Le stress nous rend-il malade ?

Il est courant d’entendre que le stress, le fait de positiver ou de se morfondre, la relaxation, etc., sont autant d’états qui influent sur l’immunité. Et effectivement, empiriquement, on en a tous fait l’expérience : un hiver qui s’éternise, la dépression saisonnière qui pointe et on « attrape » tout ce qui passe…

Mais concrètement, dans l’organisme, comment ça fonctionne ? Quel est le lien entre l’humeur et l’immunité ?

Une science moderne et foisonnante

C’est justement tout le champ d’étude d’une science relativement récente, la psycho-neuro-immunologie (PNI). La PNI étudie comment l’esprit, le système nerveux et le système immunitaire communiquent et interagissent dans l’organisme, et les conséquences de ces interactions ou du dérèglement de ces interactions sur la manifestation et le déroulé des maladies.

Ce néologisme des années 80 renvoie donc à une science relativement récente et prolifique, où il s’agit de comprendre les liens anatomiques et physiologiques qui existent entre les émotions, un certain état d’être donc, et les deux grands systèmes que sont les systèmes nerveux (SN) et immunitaire (SI). Notons également que ces relations se font à double sens : le comportement et l’émotion influencent le fonctionnement immunitaire et l’immunité affecte la réponse nerveuse et psychosociale.

La communication entre immunité et système nerveux

Concrètement, 2 voies majeures de communication existent entre le SN et le SI :

  • La réponse neuroendocrine fait intervenir le système hormonal. Elle est basée sur l’activation de plusieurs glandes dont les surrénales (avec libération de cortisol), les gonades, la thyroïde… Ces glandes étant elles-mêmes activées par le cerveau. L’ensemble des hormones libérées par ces glandes sont en effet capables d’influer sur le fonctionnement des cellules immunitaires.
  • La 2de voie de communication correspond aux voies neuronales. Les fibres nerveuses en provenance du cerveau aboutissent dans des zones spécifiques des organes lymphoïdes (thymus, moelle osseuse, rate, ganglions lymphoïdes, qui tous interviennent dans l’immunité) et forment des jonctions physiques avec certaines cellules immunitaires : les lymphocytes et les macrophages.

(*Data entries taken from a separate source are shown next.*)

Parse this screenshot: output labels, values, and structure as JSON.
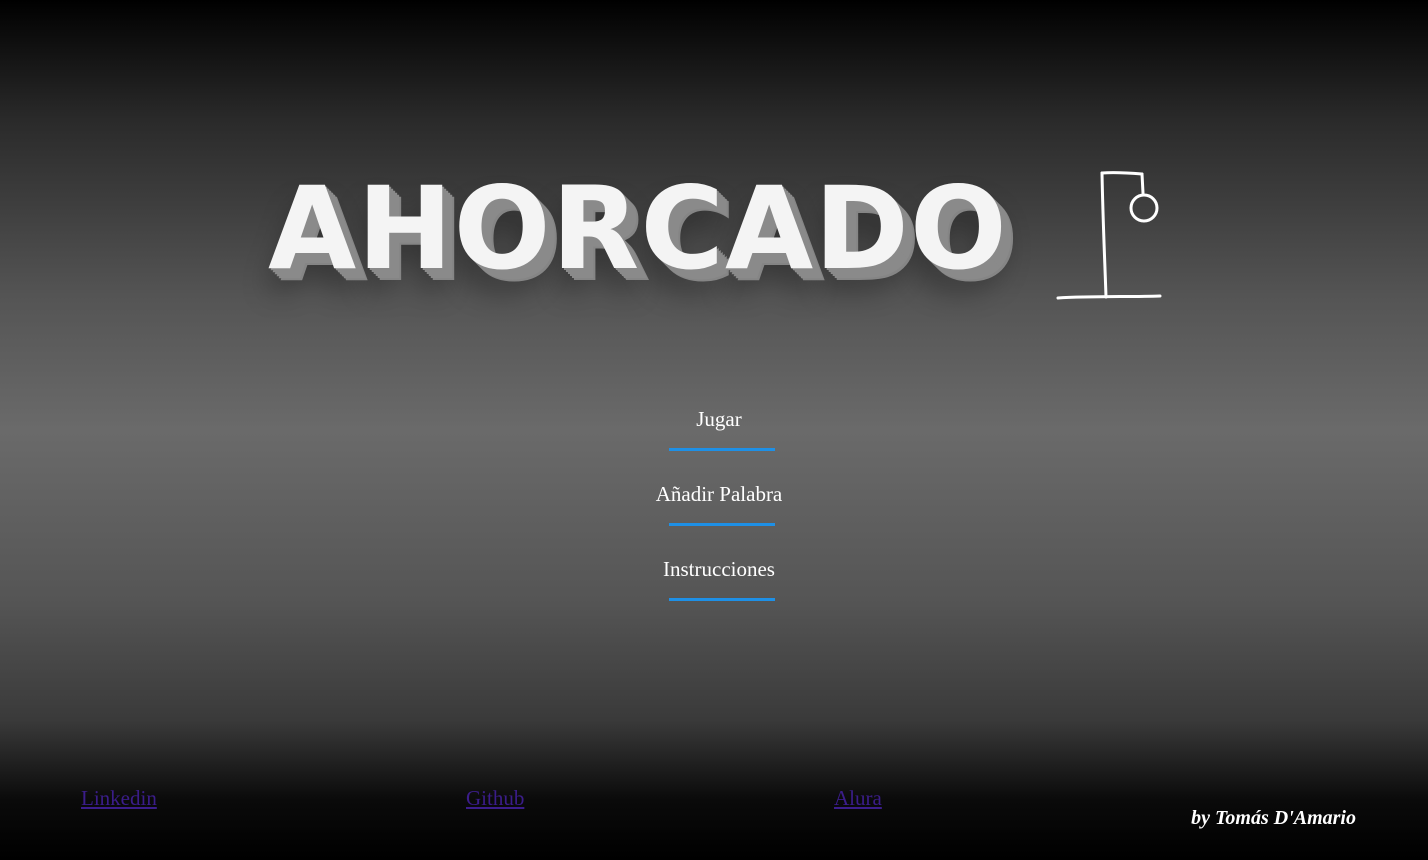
{
  "title": "AHORCADO",
  "menu": {
    "items": [
      {
        "label": "Jugar"
      },
      {
        "label": "Añadir Palabra"
      },
      {
        "label": "Instrucciones"
      }
    ]
  },
  "footer": {
    "links": [
      {
        "label": "Linkedin"
      },
      {
        "label": "Github"
      },
      {
        "label": "Alura"
      }
    ],
    "credit": "by Tomás D'Amario"
  },
  "colors": {
    "accent": "#1e90e6",
    "link": "#3b1d8a",
    "title": "#f4f4f4"
  },
  "icons": {
    "gallows": "gallows-icon"
  }
}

Les « véhicules » empruntant ces autoroutes sont des hormones (dont l’hormone de croissance, le cortisol, l’insuline…), des cytokines (petites hormones protéiques qui stimulent ou inhibent de nombreuses fonctions cellulaires normales, et qui sont sécrétées par un large panel de cellules) et des neurotransmetteurs (molécules libérées par les cellules nerveuses telles que l’adrénaline ou la dopamine qui régulent également le fonctionnement immunitaire). Les cytokines sont des cofacteurs communs endogènes du cerveau et du système immunitaire. Ces molécules partagées constituent ainsi un langage chimique commun de communication. Toutes ces molécules sont sous l’influence les unes des autres : tout est lié et interdépendant dans l’organisme.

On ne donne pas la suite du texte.